I probably phrased that imprecisely, I was referring to the prologue and epilogue. (Also with A Greater Britain as I said in the text). I actually didn't like how the supplementary material implicitly spoiled the ending to someone reading the thread at the time, although it was a memorable moment when one scanned the page of flags from 1940 and then the slow dawning realisation "Wait...where's the Union Jack?"

Come to think of it, one could do the same idea with a time traveller in OTL looking for the Russian tricolour during the Cold War (or the Soviet flag if going from the Cold War to today).
 
I think that's generally true, also his short-form stuff is usually better regarded than the longer books.
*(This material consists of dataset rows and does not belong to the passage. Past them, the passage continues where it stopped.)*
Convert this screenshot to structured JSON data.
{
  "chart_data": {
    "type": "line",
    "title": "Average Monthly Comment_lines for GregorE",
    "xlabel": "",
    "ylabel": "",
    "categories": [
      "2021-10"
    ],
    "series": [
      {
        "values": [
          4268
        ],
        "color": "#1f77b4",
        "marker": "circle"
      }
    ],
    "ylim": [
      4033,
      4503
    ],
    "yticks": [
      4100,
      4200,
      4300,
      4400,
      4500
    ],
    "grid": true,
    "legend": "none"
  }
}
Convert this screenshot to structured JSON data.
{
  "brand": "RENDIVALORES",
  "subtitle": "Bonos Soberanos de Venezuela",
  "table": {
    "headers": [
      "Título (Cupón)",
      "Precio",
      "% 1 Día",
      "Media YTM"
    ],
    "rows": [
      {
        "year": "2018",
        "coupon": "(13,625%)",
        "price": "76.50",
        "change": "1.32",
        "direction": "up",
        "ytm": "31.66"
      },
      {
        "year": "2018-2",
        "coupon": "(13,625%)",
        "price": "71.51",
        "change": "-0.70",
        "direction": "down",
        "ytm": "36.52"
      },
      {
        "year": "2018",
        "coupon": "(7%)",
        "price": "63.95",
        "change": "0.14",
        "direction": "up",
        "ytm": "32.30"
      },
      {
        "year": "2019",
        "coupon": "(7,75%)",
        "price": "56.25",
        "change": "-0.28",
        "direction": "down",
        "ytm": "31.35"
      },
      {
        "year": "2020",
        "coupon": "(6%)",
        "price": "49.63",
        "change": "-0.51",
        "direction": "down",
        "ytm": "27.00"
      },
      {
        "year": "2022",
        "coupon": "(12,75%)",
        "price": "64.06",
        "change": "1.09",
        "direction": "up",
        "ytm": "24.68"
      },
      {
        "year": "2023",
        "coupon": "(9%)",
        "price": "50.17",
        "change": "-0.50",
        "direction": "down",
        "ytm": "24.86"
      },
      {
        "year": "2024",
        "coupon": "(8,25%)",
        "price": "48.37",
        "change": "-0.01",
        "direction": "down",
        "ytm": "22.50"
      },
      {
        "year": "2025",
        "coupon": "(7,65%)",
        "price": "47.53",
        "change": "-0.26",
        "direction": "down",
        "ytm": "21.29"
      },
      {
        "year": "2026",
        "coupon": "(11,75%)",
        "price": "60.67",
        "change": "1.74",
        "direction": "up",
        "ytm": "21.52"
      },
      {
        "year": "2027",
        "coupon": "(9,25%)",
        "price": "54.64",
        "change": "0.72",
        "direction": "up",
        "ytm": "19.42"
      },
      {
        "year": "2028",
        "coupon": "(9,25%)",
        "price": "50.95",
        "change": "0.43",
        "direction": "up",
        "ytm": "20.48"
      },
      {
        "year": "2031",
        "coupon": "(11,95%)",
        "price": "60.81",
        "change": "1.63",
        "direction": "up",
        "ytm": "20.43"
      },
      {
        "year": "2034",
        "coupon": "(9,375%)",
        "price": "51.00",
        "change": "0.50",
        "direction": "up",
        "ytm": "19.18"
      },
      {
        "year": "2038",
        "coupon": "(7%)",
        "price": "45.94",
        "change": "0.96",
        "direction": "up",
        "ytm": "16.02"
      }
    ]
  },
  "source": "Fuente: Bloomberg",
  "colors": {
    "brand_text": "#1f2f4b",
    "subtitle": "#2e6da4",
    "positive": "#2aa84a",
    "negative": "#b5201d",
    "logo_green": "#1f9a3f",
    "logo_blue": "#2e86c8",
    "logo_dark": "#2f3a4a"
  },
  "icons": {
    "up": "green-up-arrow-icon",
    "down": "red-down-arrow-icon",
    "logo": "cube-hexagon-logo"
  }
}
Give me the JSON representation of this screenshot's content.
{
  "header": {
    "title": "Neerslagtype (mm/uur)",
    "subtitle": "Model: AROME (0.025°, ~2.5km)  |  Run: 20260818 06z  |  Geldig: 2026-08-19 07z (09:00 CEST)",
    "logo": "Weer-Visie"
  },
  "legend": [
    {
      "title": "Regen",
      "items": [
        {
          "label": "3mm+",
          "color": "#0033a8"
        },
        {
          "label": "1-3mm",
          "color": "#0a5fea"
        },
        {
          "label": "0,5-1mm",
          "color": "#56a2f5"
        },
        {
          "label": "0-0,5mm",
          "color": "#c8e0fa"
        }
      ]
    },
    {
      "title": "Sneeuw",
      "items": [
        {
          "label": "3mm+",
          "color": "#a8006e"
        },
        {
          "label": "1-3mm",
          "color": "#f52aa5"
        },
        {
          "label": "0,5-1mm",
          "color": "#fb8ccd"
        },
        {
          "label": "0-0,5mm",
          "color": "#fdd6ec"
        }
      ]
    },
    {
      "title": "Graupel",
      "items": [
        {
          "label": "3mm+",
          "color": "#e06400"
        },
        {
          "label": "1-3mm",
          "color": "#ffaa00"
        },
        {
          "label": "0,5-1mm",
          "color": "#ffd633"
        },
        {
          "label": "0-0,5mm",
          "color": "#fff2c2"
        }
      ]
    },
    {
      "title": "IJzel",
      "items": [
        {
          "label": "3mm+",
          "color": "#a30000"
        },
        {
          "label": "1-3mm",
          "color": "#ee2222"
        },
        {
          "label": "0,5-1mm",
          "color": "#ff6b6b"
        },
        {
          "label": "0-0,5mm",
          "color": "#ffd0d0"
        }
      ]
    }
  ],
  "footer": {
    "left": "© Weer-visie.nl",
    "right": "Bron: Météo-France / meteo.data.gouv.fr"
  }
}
While I like Worldwar, as I said it starts to go downhill from the fourth book and the sequels, though somewhat interesting, don't live up to the original.
My take on Worldwar was that it was a good duology stretched to four books, and the sequels were better in the head than on the page.
Good point, and yes I think it's Jared in that case.
When I started Decades of Darkness I wasn't consciously emulating anything, and certainly hadn't read Sobel at the time, but there were other timelines floating around at that point which had various kinds of narrative structures. I may have been one of the earlier ones to do the faux history book style on soc.history.what-if, but I don't think I was the absolute first. I'd think of it as more of an evolution of previous forms rather than a straight invention of it.